Sun Studio 12 Update 1: Performance Analyzer

Collecting Data From MPI Programs

The Collector can collect performance data from multi-process programs that use the Message Passing Interface (MPI). The Collector supports OpenMPI-based MPIs, including Sun HPC ClusterToolsTM 7, Sun HPC ClusterTools 8 software, and MPICH2–based MPIs including MVAPICH2 and Intel MPI. The ClusterTools MPI software is available at http://www.sun.com/software/products/clustertools

For information about MPI and the MPI standard, see the MPI web site http://www.mcs.anl.gov/mpi/ . For more information about Open MPI, see the web site http://www.open-mpi.org/ .

To collect data from MPI jobs, you must use the collect command; the dbx collector subcommands cannot be used to start MPI data collection. Details are provided in Running the collect Command for MPI.

Running the collect Command for MPI

The collect command can be used to trace and profile MPI applications.

To collect data, use the following syntax:


collect [collect-arguments] mpirun [mpirun-arguments] -- program-name [program-arguments]

For example, the following command runs MPI tracing and profiling on each of the 16 MPI processes, storing the data in a single MPI experiment:


collect -M CT8.2 mpirun -np 16 -- a.out 3 5

The initial collect process reformats the mpirun command to specify running the collect command with appropriate arguments on each of the individual MPI processes.

The ‐‐ argument immediately before the program_name is required for MPI profiling. If you do not include the ‐‐ argument, the collect command displays an error message and no experiment is collected.


Note –

The technique of using the mpirun command to spawn explicit collect commands on the MPI processes is no longer supported for collecting MPI trace data. You can still use this technique for collecting other types of data.


Storing MPI Experiments

Because multiprocessing environments can be complex, you should be aware of some issues about storing MPI experiments when you collect performance data from MPI programs. These issues concern the efficiency of data collection and storage, and the naming of experiments. See Where the Data Is Stored for information on naming experiments, including MPI experiments.

Each MPI process that collects performance data creates its own subexperiment. While an MPI process creates an experiment, it locks the experiment directory; all other MPI processes must wait until the lock is released before they can use the directory. Store your experiments on a file system that is accessible to all MPI processes.

If you do not specify an experiment name, the default experiment name is used. Within the experiment, the Collector will create one subexperiment for each MPI rank. The Collector uses the MPI rank to construct a subexperiment name with the form M_rm.er, where m is the MPI rank.

If you plan to move the experiment to a different location after it is complete, then specify the -A copy option with the collect command. To copy or move the experiment, do not use the UNIX® cp or mv command; instead, use the er_cp or er_mv command as described in Chapter 9, Manipulating Experiments.

MPI tracing creates temporary files in /tmp/a.*.z on each node. These files are removed during the MPI_finalize() function call.

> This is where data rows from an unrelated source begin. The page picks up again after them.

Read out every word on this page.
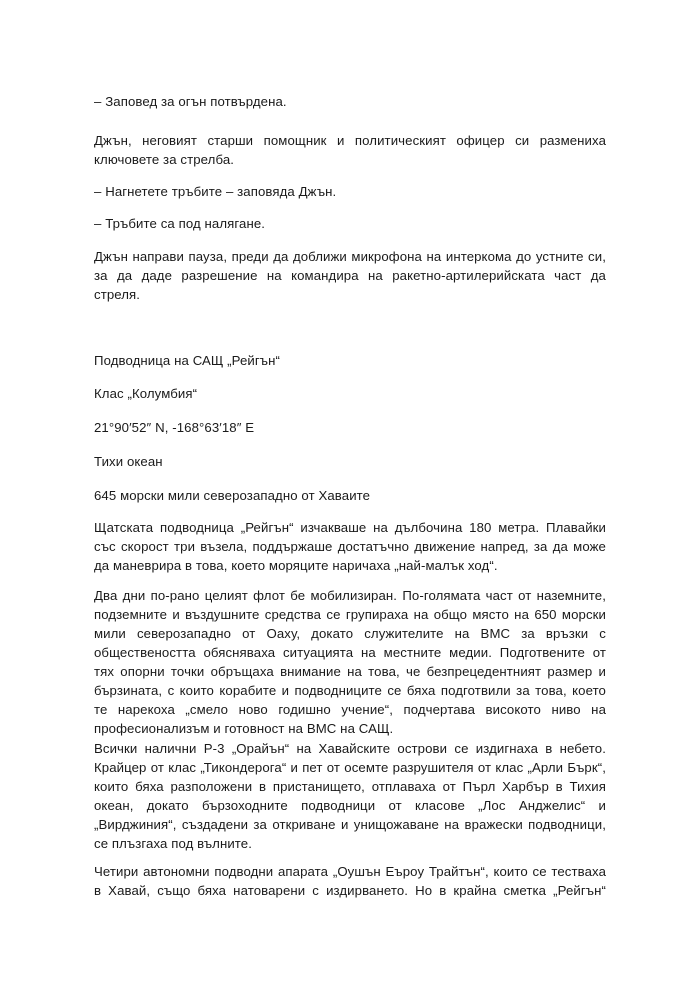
– Заповед за огън потвърдена.
Джън, неговият старши помощник и политическият офицер си размениха
ключовете за стрелба.
– Нагнетете тръбите – заповяда Джън.
– Тръбите са под налягане.
Джън направи пауза, преди да доближи микрофона на интеркома до устните си,
за да даде разрешение на командира на ракетно-артилерийската част да
стреля.
Подводница на САЩ „Рейгън“
Клас „Колумбия“
21°90′52″ N, -168°63′18″ E
Тихи океан
645 морски мили северозападно от Хаваите
Щатската подводница „Рейгън“ изчакваше на дълбочина 180 метра. Плавайки
със скорост три възела, поддържаше достатъчно движение напред, за да може
да маневрира в това, което моряците наричаха „най-малък ход“.
Два дни по-рано целият флот бе мобилизиран. По-голямата част от наземните,
подземните и въздушните средства се групираха на общо място на 650 морски
мили северозападно от Оаху, докато служителите на ВМС за връзки с
обществеността обясняваха ситуацията на местните медии. Подготвените от
тях опорни точки обръщаха внимание на това, че безпрецедентният размер и
бързината, с които корабите и подводниците се бяха подготвили за това, което
те нарекоха „смело ново годишно учение“, подчертава високото ниво на
професионализъм и готовност на ВМС на САЩ.
Всички налични Р-3 „Орайън“ на Хавайските острови се издигнаха в небето.
Крайцер от клас „Тикондерога“ и пет от осемте разрушителя от клас „Арли Бърк“,
които бяха разположени в пристанището, отплаваха от Пърл Харбър в Тихия
океан, докато бързоходните подводници от класове „Лос Анджелис“ и
„Вирджиния“, създадени за откриване и унищожаване на вражески подводници,
се плъзгаха под вълните.
Четири автономни подводни апарата „Оушън Еъроу Трайтън“, които се тестваха
в Хавай, също бяха натоварени с издирването. Но в крайна сметка „Рейгън“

Make sure that the file systems have enough space for the experiments. Before collecting data on a long running MPI application, do a short duration trial run to verify file sizes. Also see Estimating Storage Requirements for information on how to estimate the space needed.

MPI profiling is based on the open source VampirTrace 5.5.3 release. It recognizes several supported VampirTrace environment variables, and a new one, VT_STACKS, which controls whether or not call stacks are recorded in the data. For further information on the meaning of these variables, see the VampirTrace 5.5.3 documentation.

The default values of the environment variables VT_BUFFER_SIZE and VT_MAX_FLUSHES limit the internal buffer of the MPI API trace collector to 64 Mbytes and the number of times that the buffer is flushed to 1, respectively. After the limit has been reached for a particular MPI process, events are no longer written into the trace file for that process. The result can be an incomplete experiment, and in some cases, the experiment might not be readable.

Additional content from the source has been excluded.